Minor league stats are just one part of evaluation, and I find them to not be a terribly good one in isolation. The minor leagues are not the major leagues. Players may be working on developing skills that may not be best for short term winning, but will help them in the long term. There may be hitters that feast on the poor pitching that exists in the minors (below average fastballs, poor breaking balls, bad command), but cannot hit anything that actually translates to the majors. There may be pitchers dominating, because opposing hitters have never actually seen an above average changeup or a pitcher locate a curveball for a called strike. Without the context, you are taking a lot of variables on faith that may not actually be true.
@BobbyWright: I like Altherr and think he deserves to start more. But long term with all their OF prospects do you see him being a starting outfielder?
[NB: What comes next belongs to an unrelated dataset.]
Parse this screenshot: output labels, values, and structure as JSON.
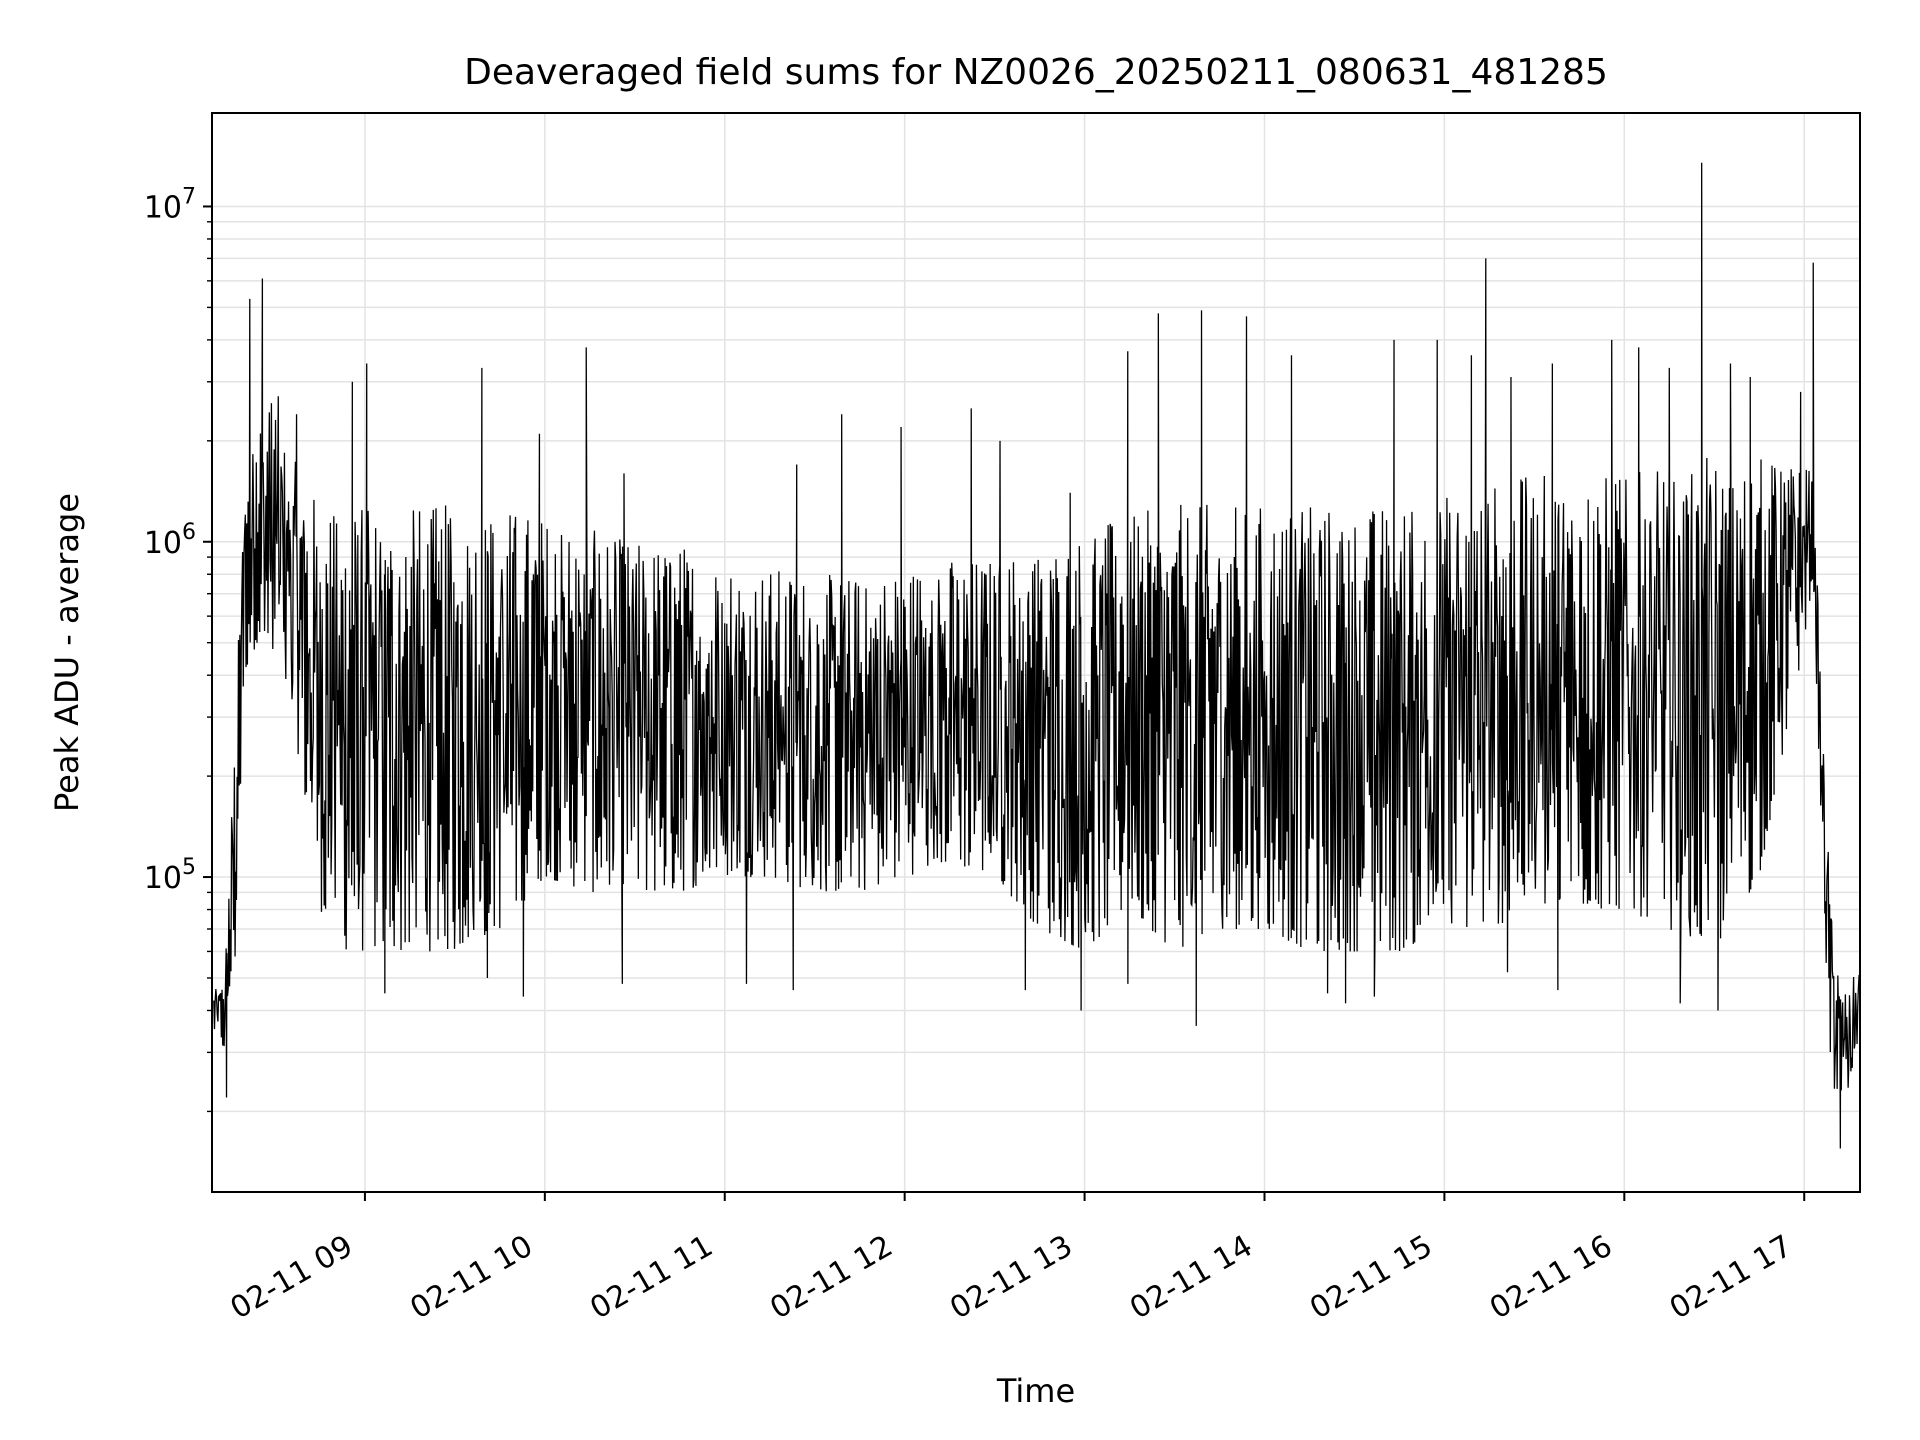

My philosophy with most of the questions of prospect vs major leaguer has been to side with the player in the majors until the prospect proves they are a better option. I talked about Cesar a bit earlier, but you can’t really argue that you need to move him to make room for say, Scott Kingery until either Cesar falls off or Kingery makes you confident he can be the 4 win player that Cesar was last year. Taking that same situation and translating it to Altherr, it means that Cozens, Quinn, Williams, and other prospects are going to have to prove that they are better than Altherr. That might not be particularly easy, especially if Altherr can keep up some of the positive bits of growth he has shown this year. It also is not as if Altherr lacks in prospect pedigree. He was a top 10 prospect in the system multiple times over the years. He graduated before being ranked after the 2015 season, but at age 24 he hit .293/.367/.487 across AA and AAA. Coming into last year, I had him 12th among the Phillies 25 and under players. He has the talent to be an everyday outfielder, and it is going to take someone proving they are probably a borderline all-star level talent for them to supplant him. Things could still go wrong for Altherr, his strikeout rate is at 26.5% and he is at 28.2% for his major league career. His BABIP is currently .436 so his batting average is likely to fall back into the .260-.270 range over a longer sample size. He could start to trend more towards a part time player if he can’t sustain things like his line drive rate and power production. For now he should be playing near everyday so the Phillies can make that determination of whether he is a long term piece of their future.